NEW YORK — The stock market today could lock in its best July in 20 years.

Stocks added to an already impressive run Thursday as another round of earnings reports gave investors new reasons to be optimistic about the economy. The Dow Jones industrial average rose its highest level in nearly nine months with a gain of 84 points and the Nasdaq composite index traded above 2,000 for the first time since October.

The latest reports struck a theme that has played out for weeks: Times are tough but companies aren’t doing as badly as feared. Many have chopped costs to produce profits well beyond the market’s modest expectations.

Motorola Inc. said it used deep cost cuts to wring a profit from its latest quarter.

Analysts had expected a loss. Goodyear Tire & Rubber’s shortfall was half what had been expected and Dow Chemical Co.’s CEO said he believes the U.S. economy “has found bottom.”

A surprise drop in the number of people continuing to seek unemployment benefits gave investors even more reason to put money into stocks.

With one day to go, the Dow is up 8.4 percent this month, its strongest July since 1989, when it gained 9 percent. It would be the best performance of any month since October 2002.

A much-anticipated report on the overall output of the economy is sure to drive the market today.

Economists expect that the nation’s gross domestic product shrank at an annual rate of 1.5 percent in the April-June quarter. That would be a big improvement from the 5.9 percent average annualized drop recorded in the prior six months, the weakest numbers in 50 years.

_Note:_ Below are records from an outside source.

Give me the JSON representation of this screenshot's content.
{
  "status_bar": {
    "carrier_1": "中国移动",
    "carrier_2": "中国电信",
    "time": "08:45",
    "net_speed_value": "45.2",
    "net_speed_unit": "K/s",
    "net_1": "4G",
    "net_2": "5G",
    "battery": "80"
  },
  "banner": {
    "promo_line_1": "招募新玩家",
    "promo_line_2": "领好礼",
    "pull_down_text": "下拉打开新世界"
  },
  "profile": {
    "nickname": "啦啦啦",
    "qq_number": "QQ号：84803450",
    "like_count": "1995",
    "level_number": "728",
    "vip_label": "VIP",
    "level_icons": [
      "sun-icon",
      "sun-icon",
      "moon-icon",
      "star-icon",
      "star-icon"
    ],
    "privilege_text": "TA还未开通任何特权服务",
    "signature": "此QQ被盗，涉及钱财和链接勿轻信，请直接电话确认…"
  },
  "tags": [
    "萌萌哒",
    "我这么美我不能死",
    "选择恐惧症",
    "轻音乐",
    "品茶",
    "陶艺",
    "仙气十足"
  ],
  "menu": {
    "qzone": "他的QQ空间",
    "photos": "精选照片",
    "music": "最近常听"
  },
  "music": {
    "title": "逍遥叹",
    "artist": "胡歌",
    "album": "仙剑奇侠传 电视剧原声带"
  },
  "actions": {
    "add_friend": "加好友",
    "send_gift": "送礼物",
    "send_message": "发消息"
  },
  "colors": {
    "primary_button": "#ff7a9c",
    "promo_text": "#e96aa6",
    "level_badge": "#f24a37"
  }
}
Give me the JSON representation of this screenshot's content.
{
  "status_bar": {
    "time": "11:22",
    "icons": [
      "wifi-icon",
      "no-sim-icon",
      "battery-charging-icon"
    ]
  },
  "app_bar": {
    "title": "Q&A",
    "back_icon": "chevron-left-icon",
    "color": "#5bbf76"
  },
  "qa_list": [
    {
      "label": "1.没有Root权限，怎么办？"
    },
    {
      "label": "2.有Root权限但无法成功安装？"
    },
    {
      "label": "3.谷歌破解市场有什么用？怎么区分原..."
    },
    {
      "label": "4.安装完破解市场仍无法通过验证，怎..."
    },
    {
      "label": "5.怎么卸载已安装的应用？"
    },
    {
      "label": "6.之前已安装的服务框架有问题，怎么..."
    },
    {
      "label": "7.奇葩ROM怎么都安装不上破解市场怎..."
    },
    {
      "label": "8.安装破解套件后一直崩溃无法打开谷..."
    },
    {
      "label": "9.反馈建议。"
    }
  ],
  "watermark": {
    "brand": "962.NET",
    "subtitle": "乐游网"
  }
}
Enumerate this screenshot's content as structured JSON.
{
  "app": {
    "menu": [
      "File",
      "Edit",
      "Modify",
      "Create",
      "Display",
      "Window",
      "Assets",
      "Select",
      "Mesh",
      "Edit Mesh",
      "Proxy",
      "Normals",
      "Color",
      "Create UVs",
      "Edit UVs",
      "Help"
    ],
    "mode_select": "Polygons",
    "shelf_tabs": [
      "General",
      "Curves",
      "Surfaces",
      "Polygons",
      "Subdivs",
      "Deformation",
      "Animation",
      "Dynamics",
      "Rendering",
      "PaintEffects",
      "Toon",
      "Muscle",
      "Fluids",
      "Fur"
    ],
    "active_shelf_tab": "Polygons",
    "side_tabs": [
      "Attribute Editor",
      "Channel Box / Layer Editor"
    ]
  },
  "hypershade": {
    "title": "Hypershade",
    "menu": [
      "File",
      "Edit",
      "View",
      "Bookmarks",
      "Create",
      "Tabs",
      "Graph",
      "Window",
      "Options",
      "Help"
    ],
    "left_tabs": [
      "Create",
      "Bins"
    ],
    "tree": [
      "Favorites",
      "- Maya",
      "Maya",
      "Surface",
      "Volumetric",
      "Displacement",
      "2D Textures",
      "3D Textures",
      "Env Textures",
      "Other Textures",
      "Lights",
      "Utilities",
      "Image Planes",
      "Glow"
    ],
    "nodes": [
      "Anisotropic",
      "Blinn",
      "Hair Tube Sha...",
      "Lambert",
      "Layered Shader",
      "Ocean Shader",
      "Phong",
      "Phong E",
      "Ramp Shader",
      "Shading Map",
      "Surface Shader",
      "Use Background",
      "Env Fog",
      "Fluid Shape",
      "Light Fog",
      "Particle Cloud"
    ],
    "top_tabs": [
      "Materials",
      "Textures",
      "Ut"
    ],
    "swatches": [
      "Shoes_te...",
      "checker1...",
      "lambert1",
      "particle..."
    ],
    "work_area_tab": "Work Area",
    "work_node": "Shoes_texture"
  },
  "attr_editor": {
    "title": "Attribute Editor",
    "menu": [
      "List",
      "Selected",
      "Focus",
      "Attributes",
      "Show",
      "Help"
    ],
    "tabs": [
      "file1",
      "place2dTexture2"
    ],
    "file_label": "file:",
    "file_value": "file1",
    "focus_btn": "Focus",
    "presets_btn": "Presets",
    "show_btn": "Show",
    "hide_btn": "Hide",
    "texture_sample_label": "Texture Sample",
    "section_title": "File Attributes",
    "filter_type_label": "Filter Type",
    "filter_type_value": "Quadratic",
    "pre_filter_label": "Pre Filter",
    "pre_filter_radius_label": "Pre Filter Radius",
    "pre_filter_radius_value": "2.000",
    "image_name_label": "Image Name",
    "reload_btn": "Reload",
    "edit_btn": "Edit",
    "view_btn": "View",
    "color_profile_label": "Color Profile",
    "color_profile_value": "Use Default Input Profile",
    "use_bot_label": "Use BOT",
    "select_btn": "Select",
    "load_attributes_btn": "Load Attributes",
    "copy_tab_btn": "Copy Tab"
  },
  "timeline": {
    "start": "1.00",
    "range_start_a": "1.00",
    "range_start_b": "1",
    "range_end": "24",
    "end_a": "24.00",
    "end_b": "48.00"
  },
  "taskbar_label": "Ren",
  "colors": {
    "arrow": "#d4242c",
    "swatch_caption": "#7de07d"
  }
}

Stocks are up 13 percent since July 13 when investors bet correctly that Goldman Sachs Group Inc. would report enormous earnings. Since then, other profit reports have brought hope that the longest recession since World War II might end this year. AT&T Inc., chip maker Intel Corp. and heavy equipment maker Caterpillar Inc. all posted results that outran expectations.

Three out of four companies in the S&P 500 index that reported second-quarter results so far have topped analysts’ expectations, according to Thomson Reuters. About 300 of the 500 companies have reported.

Analysts said the end of the month is pressuring money managers and traders to show they have kept up with July’s rally.

Often, the summer months are quieter than the rest of the year on Wall Street as traders take vacations.

Some of the buying is likely tied to short-covering, where investors have to buy stock after having earlier sold borrowed shares in a bet they would fall.

“People kind of got caught a little flat-footed here. The summer is supposed to be slow,” said Jon Merriman, chief executive of Merriman Curhan Ford in San Francisco.

The Dow rose 83.74, or 0.9 percent, to 9,154.46 after being up as much as 176 points.

The Standard & Poor’s 500 index rose 11.60, or 1.2 percent, to 986.75. It rose to nearly 997 during the day. It hasn’t traded above 1,000 since November.